The Department of Labor has issued a proposed rule targeting one of the more pervasive, deliberative misclassifications: independent contractors. An independent contractor is generally defined as someone who sets his owns schedules, owns his own tools and can work for other clients. In addition to depriving workers of their rights under the Fair Labor Standards Act, employers will try to lower their workers’ comp premiums by classifying many high-risk and/or lower paying jobs as independent contractors, such as construction workers, truck drivers, and janitors. That way they can exclude those riskier class codes when calculating premium.

In large states such as California, there have been several high profile cases where employers under-reported payroll in the hundreds of thousands of dollars to avoid higher premiums. If discovered by an audit, deliberate misclassification can result in massive fines.. Some firms have defrauded insurance companies by tens of thousands dollars incurring between $1 and $5 million in fines.

DOL’s proposed rule outlines a more specific economic analysis to determine whether a worker is an employee or an independent contractor.
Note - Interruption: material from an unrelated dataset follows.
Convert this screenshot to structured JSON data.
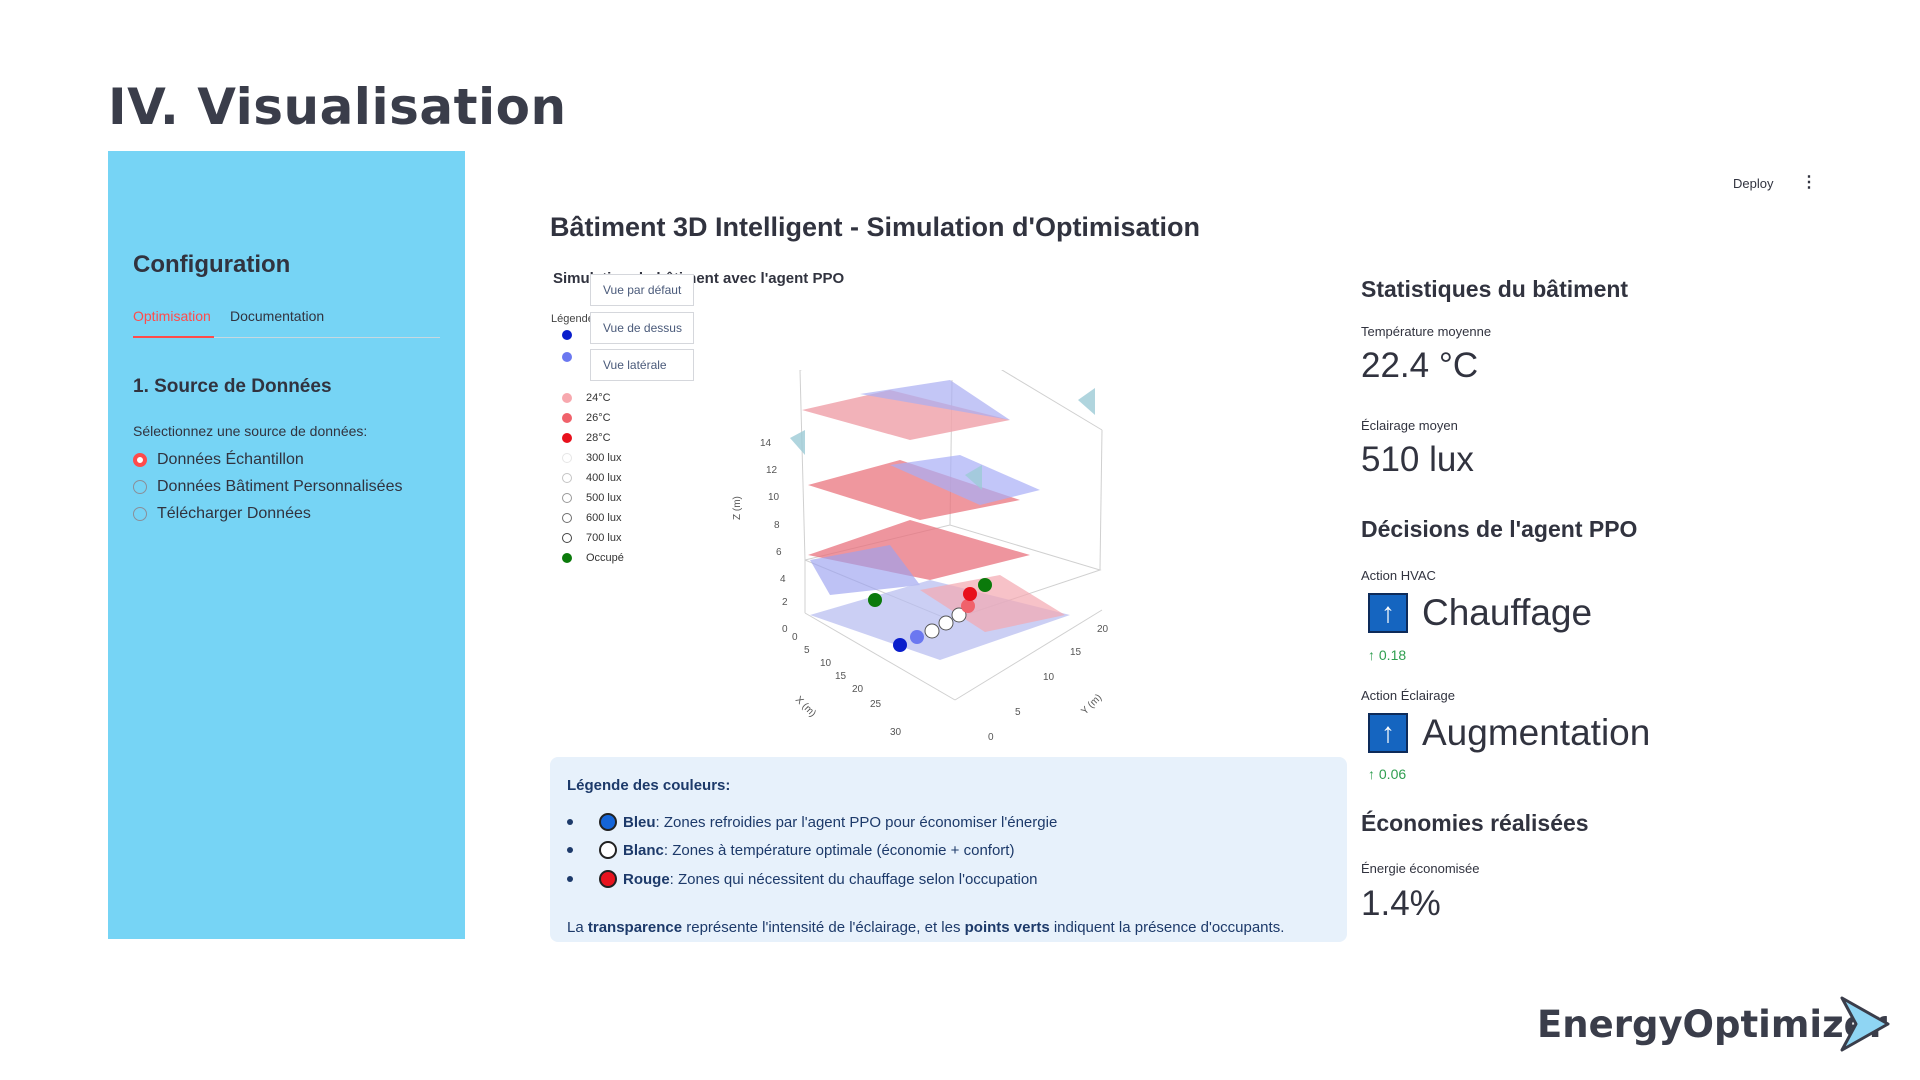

The new regulation is expected to assist both employers and workers. A final rule is expected in 2023.

But misclassification can also occur when an employer applies the wrong code to a specific job. All employees have a 4-digit classification code assigned to them. The code describes the kind of work being performed by the employee and the risk or hazard entailed. The risk component is a factor when determining the workers’ comp cost. If a business wanted to commit fraud it simply changes the the job description from warehouse workers to clerical workers. An employer pays less premium for a clerical worker than for a warehouse worker driving a forklift. The less riskier the job, the lower the premium.

The National Council of Compensation Insurance (NCCI) provides classification codes for many states, but states, such as California and New York, have their own workers’ comp rating bureaus and classification codes. If you’re doing business in multiple states it’s important to know both.

While workers’ comp is a significant cost for employers, especially small ones, the costs of skirting the law are worse. Proper classification is essential if your business has one or more employees performing multiple jobs, or if you have two different businesses or corporations. Administrative errors regarding taxes or payroll, or failure to pay a workers’ comp claim, can draw an audit.

Applying the wrong code unintentionally can also cause an employer to pay too much. If an employee’s job description changes this can require a different classification code, entailing either more or less risk. Even the smallest change can necessitate a new code.

If you’re unsure about how to classify your employees, consult your workers’ comp broker.